When the Fox News interviewer mocked Minneapolis Mayor Frye for saying that “not one window was broken,” as he commended protesters for the peaceful march organized by faith leaders the previous day, Fahey snickered, “having a peaceful protest shouldn’t be a big achievement” (thereby admitting that the demonstrators were peaceful), and then whined that these protesters have been “impeding ICE from doing their job.” For those who don’t know, that’s called “civil disobedience” or “non-violent direct action,” neither of which is punishable by death in the United States.
Rome Redux
Nero and Caligula did not have access to television or social media, so they gathered the Roman people into large coliseums in order to inculcate a pornographic addiction to bloodletting, by having gladiators fight each other to the death for sport. St. Augustine writes about the addictive quality of being drawn into these horrific games in his Confessions, describing how his childhood friend Alypius is dragged along by a frenzied mob to the Carthaginian games, believing he can avoid looking, but after a very loud roar from the crowd, he opens his eyes “to make way for the striking and beating down of his soul.” Augustine writes that after Alypius looks and sees the blood, it is as if he has imbibed a bestial poison from which he could no longer turn away.

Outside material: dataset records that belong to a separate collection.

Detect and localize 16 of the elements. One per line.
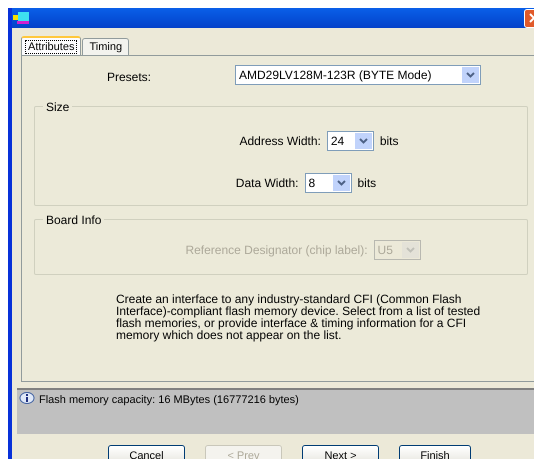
tab[interactable]: Timing [82,38,130,55]
field-label: Address Width: [239,133,321,150]
description-text: Create an interface to any industry-standard CFI (Common Flash Interface)-compliant flash memory device. Select from a list of tested flash memories, or provide interface & timing information for a CFI memory which does not appear on the list. [116,293,482,341]
width-dropdown[interactable]: 24 [326,131,374,151]
width-dropdown[interactable]: 8 [304,173,352,193]
wizard-button[interactable]: Finish [399,445,471,459]
tab[interactable]: Attributes [21,36,82,55]
field-label: Reference Designator (chip label): [185,242,368,259]
unit-label: bits [358,175,376,192]
field-label: Presets: [107,69,152,86]
status-text: Flash memory capacity: 16 MBytes (16777216 bytes) [39,393,299,408]
field-label: Data Width: [236,175,298,192]
unit-label: bits [380,133,399,150]
presets-dropdown[interactable]: AMD29LV128M-123R (BYTE Mode) [235,65,481,85]
wizard-button[interactable]: Cancel [108,445,185,459]
wizard-button[interactable]: Next > [302,445,379,459]
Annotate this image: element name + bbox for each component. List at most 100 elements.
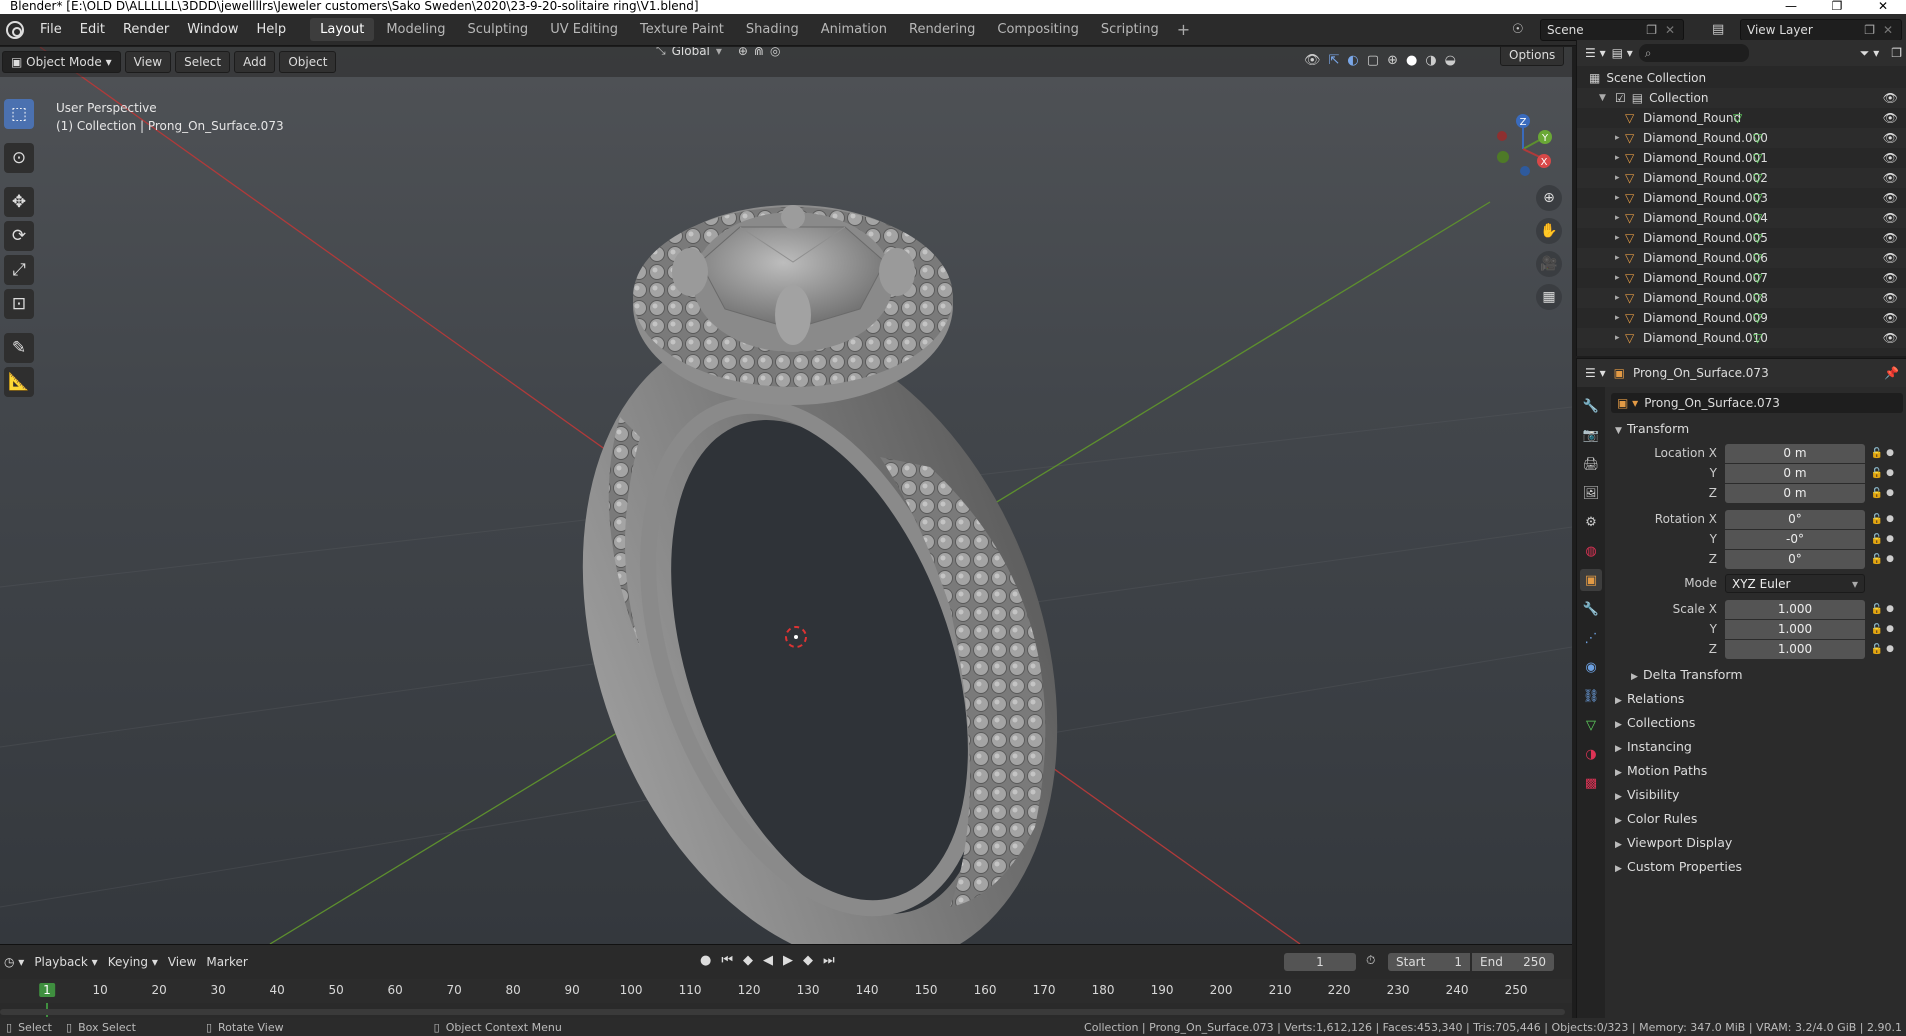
snap-icon[interactable]: ⋒ [754, 47, 764, 58]
end-frame-field[interactable]: End 250 [1472, 953, 1554, 971]
keyframe-dot-icon[interactable]: ● [1885, 604, 1895, 614]
menu-window[interactable]: Window [179, 19, 246, 40]
zoom-icon[interactable]: ⊕ [1536, 185, 1562, 211]
object-tab-icon[interactable]: ▣ [1580, 569, 1602, 591]
properties-editor-icon[interactable]: ☰ ▾ [1585, 366, 1606, 380]
outliner-item[interactable]: ▸ ▽ Diamond_Round.000 ▽ 👁 [1577, 128, 1906, 148]
scale-z-field[interactable]: 1.000 [1725, 639, 1865, 659]
mesh-data-icon[interactable]: ▽ [1753, 251, 1762, 265]
eye-icon[interactable]: 👁 [1883, 131, 1898, 145]
blender-logo-icon[interactable] [6, 20, 24, 39]
panel-header-instancing[interactable]: ▶ Instancing [1615, 739, 1692, 754]
expand-icon[interactable]: ▸ [1615, 293, 1625, 303]
panel-header-motion-paths[interactable]: ▶ Motion Paths [1615, 763, 1707, 778]
particles-tab-icon[interactable]: ⋰ [1580, 627, 1602, 649]
panel-header-visibility[interactable]: ▶ Visibility [1615, 787, 1679, 802]
view-layer-field[interactable]: View Layer ❐ ✕ [1740, 19, 1902, 41]
expand-icon[interactable]: ▼ [1599, 93, 1609, 103]
pin-icon[interactable]: 📌 [1884, 366, 1899, 380]
eye-icon[interactable]: 👁 [1883, 331, 1898, 345]
expand-icon[interactable]: ▸ [1615, 133, 1625, 143]
shading-wireframe-icon[interactable]: ⊕ [1387, 53, 1398, 68]
tab-texture-paint[interactable]: Texture Paint [630, 18, 734, 41]
eye-icon[interactable]: 👁 [1883, 231, 1898, 245]
mesh-data-icon[interactable]: ▽ [1753, 231, 1762, 245]
checkbox-icon[interactable]: ☑ [1615, 91, 1626, 105]
annotate-tool[interactable]: ✎ [4, 333, 34, 363]
stopwatch-icon[interactable]: ⏱ [1366, 953, 1375, 968]
mesh-data-icon[interactable]: ▽ [1753, 331, 1762, 345]
close-button[interactable]: ✕ [1860, 0, 1906, 14]
mesh-data-icon[interactable]: ▽ [1753, 131, 1762, 145]
keyframe-dot-icon[interactable]: ● [1885, 468, 1895, 478]
editor-type-icon[interactable]: ◷ ▾ [4, 955, 24, 969]
lock-icon[interactable]: 🔓 [1869, 448, 1885, 459]
eye-icon[interactable]: 👁 [1883, 151, 1898, 165]
outliner-item[interactable]: ▸ ▽ Diamond_Round.006 ▽ 👁 [1577, 248, 1906, 268]
data-tab-icon[interactable]: ▽ [1580, 714, 1602, 736]
add-menu[interactable]: Add [234, 51, 276, 73]
gizmo-toggle-icon[interactable]: ⇱ [1329, 53, 1340, 68]
world-tab-icon[interactable]: ◍ [1580, 540, 1602, 562]
texture-tab-icon[interactable]: ▩ [1580, 772, 1602, 794]
new-collection-icon[interactable]: ❐ [1891, 46, 1902, 60]
eye-icon[interactable]: 👁 [1883, 311, 1898, 325]
tab-modeling[interactable]: Modeling [376, 18, 455, 41]
next-keyframe-icon[interactable]: ◆ [803, 953, 813, 968]
pivot-icon[interactable]: ⊕ [738, 47, 748, 58]
outliner-item[interactable]: ▸ ▽ Diamond_Round.002 ▽ 👁 [1577, 168, 1906, 188]
mesh-data-icon[interactable]: ▽ [1753, 291, 1762, 305]
display-mode-icon[interactable]: ▤ ▾ [1612, 46, 1633, 60]
expand-icon[interactable]: ▸ [1615, 153, 1625, 163]
transform-orientation[interactable]: ⤡ Global ▾ ⊕ ⋒ ◎ [656, 47, 781, 58]
select-menu[interactable]: Select [175, 51, 231, 73]
outliner-item[interactable]: ▸ ▽ Diamond_Round.007 ▽ 👁 [1577, 268, 1906, 288]
gizmo-neg-x[interactable] [1497, 131, 1507, 141]
gizmo-neg-z[interactable] [1520, 166, 1530, 176]
view-menu[interactable]: View [124, 51, 172, 73]
timeline-scrollbar[interactable] [0, 1009, 1565, 1015]
playback-menu[interactable]: Playback ▾ [34, 955, 97, 969]
gizmo-neg-y[interactable] [1497, 151, 1509, 163]
eye-icon[interactable]: 👁 [1883, 291, 1898, 305]
navigation-gizmo[interactable]: Y Z X [1488, 109, 1558, 179]
lock-icon[interactable]: 🔓 [1869, 554, 1885, 565]
scene-selector-icon[interactable]: ☉ [1512, 22, 1524, 37]
outliner-item[interactable]: ▸ ▽ Diamond_Round.009 ▽ 👁 [1577, 308, 1906, 328]
expand-icon[interactable]: ▸ [1615, 213, 1625, 223]
outliner-item[interactable]: ▸ ▽ Diamond_Round.010 ▽ 👁 [1577, 328, 1906, 348]
view-layer-tab-icon[interactable]: 🖼 [1580, 482, 1602, 504]
view-layer-copy-icon[interactable]: ❐ [1864, 23, 1875, 37]
scene-copy-icon[interactable]: ❐ [1646, 23, 1657, 37]
minimize-button[interactable]: — [1768, 0, 1814, 14]
delta-transform-header[interactable]: ▶ Delta Transform [1631, 667, 1743, 682]
tab-uv-editing[interactable]: UV Editing [540, 18, 628, 41]
current-frame-field[interactable]: 1 [1284, 953, 1356, 971]
menu-render[interactable]: Render [115, 19, 177, 40]
menu-help[interactable]: Help [249, 19, 295, 40]
expand-icon[interactable]: ▸ [1615, 253, 1625, 263]
shading-material-icon[interactable]: ◑ [1425, 53, 1436, 68]
keying-menu[interactable]: Keying ▾ [108, 955, 158, 969]
mesh-data-icon[interactable]: ▽ [1733, 111, 1742, 125]
options-dropdown[interactable]: Options [1500, 47, 1565, 66]
object-mode-dropdown[interactable]: ▣ Object Mode ▾ [2, 51, 121, 73]
start-frame-field[interactable]: Start 1 [1388, 953, 1470, 971]
tab-shading[interactable]: Shading [736, 18, 809, 41]
keyframe-dot-icon[interactable]: ● [1885, 448, 1895, 458]
outliner-item[interactable]: ▸ ▽ Diamond_Round.003 ▽ 👁 [1577, 188, 1906, 208]
xray-icon[interactable]: ▢ [1367, 53, 1379, 68]
keyframe-dot-icon[interactable]: ● [1885, 514, 1895, 524]
lock-icon[interactable]: 🔓 [1869, 624, 1885, 635]
scene-field[interactable]: Scene ❐ ✕ [1540, 19, 1684, 41]
tab-compositing[interactable]: Compositing [987, 18, 1089, 41]
mesh-data-icon[interactable]: ▽ [1753, 311, 1762, 325]
eye-icon[interactable]: 👁 [1883, 271, 1898, 285]
overlay-toggle-icon[interactable]: ◐ [1347, 53, 1358, 68]
scale-y-field[interactable]: 1.000 [1725, 619, 1865, 639]
transform-panel-header[interactable]: ▼ Transform [1615, 421, 1689, 436]
eye-icon[interactable]: 👁 [1883, 111, 1898, 125]
menu-edit[interactable]: Edit [72, 19, 113, 40]
panel-header-relations[interactable]: ▶ Relations [1615, 691, 1684, 706]
tab-animation[interactable]: Animation [811, 18, 897, 41]
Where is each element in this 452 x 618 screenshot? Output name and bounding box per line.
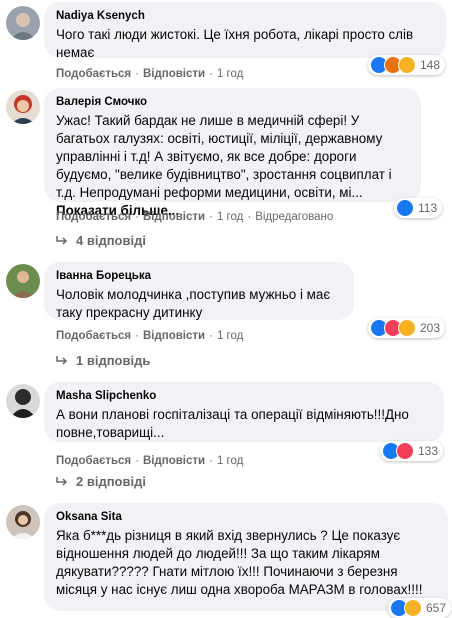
comment-author[interactable]: Валерія Смочко [56, 95, 409, 109]
reaction-summary[interactable]: 133 [380, 441, 444, 461]
reply-arrow-icon [56, 476, 68, 486]
avatar[interactable] [6, 264, 40, 298]
like-button[interactable]: Подобається [56, 68, 131, 80]
comment-text: Ужас! Такий бардак не лише в медичній сф… [56, 112, 409, 220]
reaction-summary[interactable]: 113 [394, 198, 443, 218]
like-button[interactable]: Подобається [56, 330, 131, 342]
comment-actions: Подобається · Відповісти · 1 год [56, 68, 244, 80]
comment-time[interactable]: 1 год [217, 455, 243, 467]
comment-actions: Подобається · Відповісти · 1 год · Відредагова… [56, 211, 334, 223]
sad-icon [398, 56, 416, 74]
comment-actions: Подобається · Відповісти · 1 год [56, 455, 244, 467]
reaction-summary[interactable]: 203 [368, 318, 446, 338]
comment-text-body: Ужас! Такий бардак не лише в медичній сф… [56, 113, 392, 200]
replies-count: 2 відповіді [76, 474, 146, 489]
reply-arrow-icon [56, 355, 68, 365]
comment-time[interactable]: 1 год [217, 68, 243, 80]
sad-icon [398, 319, 416, 337]
comment-bubble: Іванна Борецька Чоловік молодчинка ,пост… [44, 262, 354, 320]
comment-bubble: Masha Slipchenko А вони планові госпітал… [44, 382, 444, 442]
reaction-count: 203 [420, 321, 441, 335]
avatar[interactable] [6, 90, 40, 124]
reaction-count: 148 [420, 58, 441, 72]
comment-bubble: Валерія Смочко Ужас! Такий бардак не лиш… [44, 88, 421, 218]
like-button[interactable]: Подобається [56, 455, 131, 467]
comment-time[interactable]: 1 год [217, 211, 243, 223]
comment-text: Яка б***дь різниця в який вхід звернулис… [56, 528, 423, 597]
like-button[interactable]: Подобається [56, 211, 131, 223]
like-icon [396, 199, 414, 217]
view-replies-link[interactable]: 4 відповіді [56, 233, 146, 248]
edited-label[interactable]: Відредаговано [255, 211, 333, 223]
reply-arrow-icon [56, 235, 68, 245]
view-replies-link[interactable]: 2 відповіді [56, 474, 146, 489]
avatar[interactable] [6, 505, 40, 539]
comment-author[interactable]: Masha Slipchenko [56, 389, 432, 403]
reply-button[interactable]: Відповісти [143, 330, 205, 342]
reaction-summary[interactable]: 148 [368, 55, 446, 75]
reaction-count: 113 [418, 201, 438, 215]
reply-button[interactable]: Відповісти [143, 211, 205, 223]
comment-text: А вони планові госпіталізаці та операції… [56, 407, 409, 440]
avatar[interactable] [6, 6, 40, 40]
comment-time[interactable]: 1 год [217, 330, 243, 342]
reply-button[interactable]: Відповісти [143, 455, 205, 467]
comment-author[interactable]: Nadiya Ksenych [56, 9, 434, 23]
love-icon [396, 442, 414, 460]
comment-bubble: Oksana Sita Яка б***дь різниця в який вх… [44, 503, 448, 611]
comment-text: Чоловік молодчинка ,поступив мужньо і ма… [56, 287, 331, 320]
wow-icon [404, 599, 422, 617]
comment-bubble: Nadiya Ksenych Чого такі люди жистокі. Ц… [44, 2, 446, 60]
reply-button[interactable]: Відповісти [143, 68, 205, 80]
replies-count: 1 відповідь [76, 353, 151, 368]
view-replies-link[interactable]: 1 відповідь [56, 353, 150, 368]
comment-author[interactable]: Oksana Sita [56, 510, 436, 524]
reaction-count: 657 [426, 601, 447, 615]
reaction-count: 133 [418, 444, 439, 458]
avatar[interactable] [6, 384, 40, 418]
comment-author[interactable]: Іванна Борецька [56, 269, 342, 283]
replies-count: 4 відповіді [76, 233, 146, 248]
reaction-summary[interactable]: 657 [388, 598, 452, 618]
comment-actions: Подобається · Відповісти · 1 год [56, 330, 244, 342]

It should be needless to say (but apparently isn’t) that the barbaric, bestial, and violent society known as the Roman Empire consumed itself with depravity and collapsed.
That empire collapsed not because its leaders were not cruel enough or because its subjects were not terrified enough of the whims of the various emperors. It collapsed because such depravity is a violation of the principles of natural law.
Natural Law
Ever since the miraculous appearance of little single-celled organisms on our planet, or earlier, since the Sun was born, or even before that, our universe has been developing with increasing energy, complexity, and beauty.
Life on our planet has evolved from animal to plant, from fish to bird, from amphibian to mammal, and mysteriously to human beings, who are much weaker than all of the animals in various of our physical attributes; but we have been endowed with an invisible spirit of creative reason, which has enabled us to improve and develop what nature has already provided.
The purpose of fleeing Europe to form a republic on this side of the Atlantic was to create a form of government that would protect the freedom of each equally-born individual to develop his or her talent in such a way as to contribute to the immortality of our species.
Because of that dedication, the American colonists, aided by like-minded people from across the globe, including back in Europe, defeated the vast and powerful British Empire.
In this 250th year since our Declaration of Independence, we should remember that what allowed us to achieve that victory for mankind was not our strength, but our goodness.